When i lisen to Ockeghem even if if i trully love Lassus , Lassus seem pale in
pure harmonic melodie that are crafted in the highest heaven(yep).

Than i have the naxos i wont b*** about them sorry for using this words, but there ok
they made me discovered Ockeghem further on, i did not fully got into his music until i would hear his chansons.

What i got to bring new to the table well i did drank two glasses of Chartreuse it's perfectly legal 
and sold in canada, anyway the music never sounded so good, when i would said i would 
become more reasonable this is what i ment, and i skip days , i never drink each day and
only chartreuse if i received a wonderfull cd, but again 2 glass that two shooter max even half a shooter work.But anyway, futile annoying and tedious details,

But were where we ha! yes! Ockeghem fanboys outhere on talk classical, are there people who perceived is work has godlike, whiteout blasphemy?

How did you discovered mister Ockeghem? whit what piece? i whant to know everything i shown you im an open book, is it a good thing, you bet, i dont lie, if i say Ockeghem is maybe the center piece of flemish composers there are more among complex composer but, there is this charming simplicity to his music.

I finnish this by thanking naxos and brilliant for providing me whit awesome Ockeghem. have a nice days people, what is your favorite song by mister aforeded mention , well me is Ma maitresse

:tiphat:


----------



## Chordalrock (Jan 21, 2014)

By coincidence, I've just been listening through different recordings of the Offertorium (from Requiem), a very great piece. I like almost all the different recordings. I'll mention Ensemble Organum who make the superius sound super; the vibrato may be ahistorical but hard not to like in this case.
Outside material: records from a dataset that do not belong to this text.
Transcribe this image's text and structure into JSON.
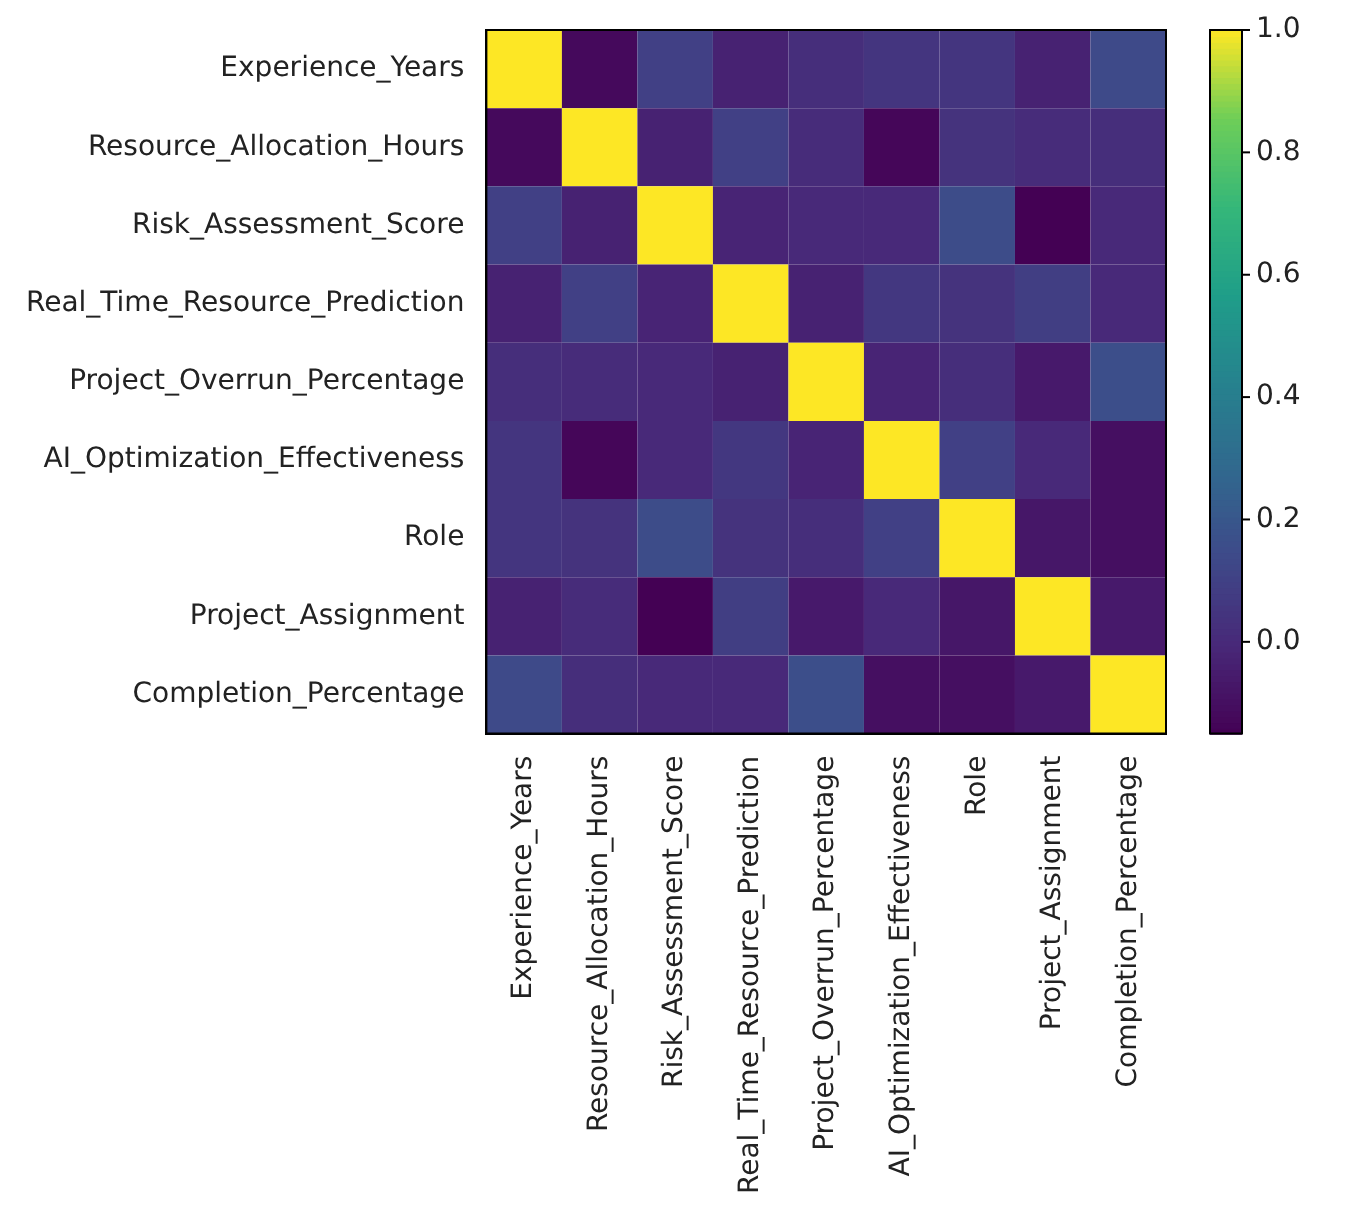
{
  "chart_data": {
    "type": "heatmap",
    "categories": [
      "Experience_Years",
      "Resource_Allocation_Hours",
      "Risk_Assessment_Score",
      "Real_Time_Resource_Prediction",
      "Project_Overrun_Percentage",
      "AI_Optimization_Effectiveness",
      "Role",
      "Project_Assignment",
      "Completion_Percentage"
    ],
    "y_categories": [
      "Experience_Years",
      "Resource_Allocation_Hours",
      "Risk_Assessment_Score",
      "Real_Time_Resource_Prediction",
      "Project_Overrun_Percentage",
      "AI_Optimization_Effectiveness",
      "Role",
      "Project_Assignment",
      "Completion_Percentage"
    ],
    "cells": [
      [
        1,
        -0.12,
        0.1,
        -0.03,
        0.02,
        0.05,
        0.05,
        -0.03,
        0.14
      ],
      [
        -0.12,
        1,
        -0.03,
        0.1,
        0.01,
        -0.13,
        0.04,
        0.01,
        0.02
      ],
      [
        0.1,
        -0.03,
        1,
        -0.02,
        0.0,
        0.0,
        0.15,
        -0.15,
        0.0
      ],
      [
        -0.03,
        0.1,
        -0.02,
        1,
        -0.03,
        0.06,
        0.04,
        0.09,
        0.0
      ],
      [
        0.02,
        0.01,
        0.0,
        -0.03,
        1,
        -0.02,
        0.02,
        -0.06,
        0.16
      ],
      [
        0.05,
        -0.13,
        0.0,
        0.06,
        -0.02,
        1,
        0.1,
        0.0,
        -0.1
      ],
      [
        0.05,
        0.04,
        0.15,
        0.04,
        0.02,
        0.1,
        1,
        -0.07,
        -0.1
      ],
      [
        -0.03,
        0.01,
        -0.15,
        0.09,
        -0.06,
        0.0,
        -0.07,
        1,
        -0.06
      ],
      [
        0.14,
        0.02,
        0.0,
        0.0,
        0.16,
        -0.1,
        -0.1,
        -0.06,
        1
      ]
    ],
    "clim": [
      -0.15,
      1.0
    ],
    "cticks": [
      {
        "value": 0,
        "label": "0.0"
      },
      {
        "value": 0.2,
        "label": "0.2"
      },
      {
        "value": 0.4,
        "label": "0.4"
      },
      {
        "value": 0.6,
        "label": "0.6"
      },
      {
        "value": 0.8,
        "label": "0.8"
      },
      {
        "value": 1,
        "label": "1.0"
      }
    ]
  }
}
I had most of them in my collection but just discovered Laudantes Consort. They are rather churchy yet with a good balance and strong bass. Perfect for the Offertorium. I'm glad I found them. To my surprise, they had also recorded some rare Gombert, including a mass never before recorded (seem to only be available digitally at this point, as part of a larger collection).

My path to Ockeghem was a rather typical one, I imagine: some years ago, someone recommended his music on a forum, and I sampled his stuff on youtbe. This involved the kyrie or credo or something from Missa Mi-mi by Cappella Pratensis, which I now know is an idiosyncratic performance to say the least, but allows you to savor the harmonic progressions and unique sound, which makes me think that maybe this is how Ockeghem wanted it performed after all (it needed better balance though, dammit)... Still, I wish Cappella Pratensis had done Missa Caput back when they were still doing masses in this manner. They were unique and I miss that.


----------



## deprofundis (Apr 25, 2014)

Thank you for your testimony Chordalrock, at least it show some people still care about his music.


----------



## GreenMamba (Oct 14, 2012)

The first Early Music CD I bought was Musica Ficta doing the Requiem and Missa Prolationum on Naxos. I liked it right away. Now I'm less sold on the performances (the Prolationum especially) but still enjoy them. Ockeghem remains one of my early favorites.


----------



## Manxfeeder (Oct 19, 2010)

I discovered his music when I got into Josquin, which began an Early Music phase. I remembered my old music history teacher from years back used to joke about him, like pre-Baroque music wasn't worth bothering with, and Ockegehem was the object of scorn because he had the funniest name, so I decided to try him out. I think my first disc was the Naxos requiem because it was cheap. I got hooked immediately.


----------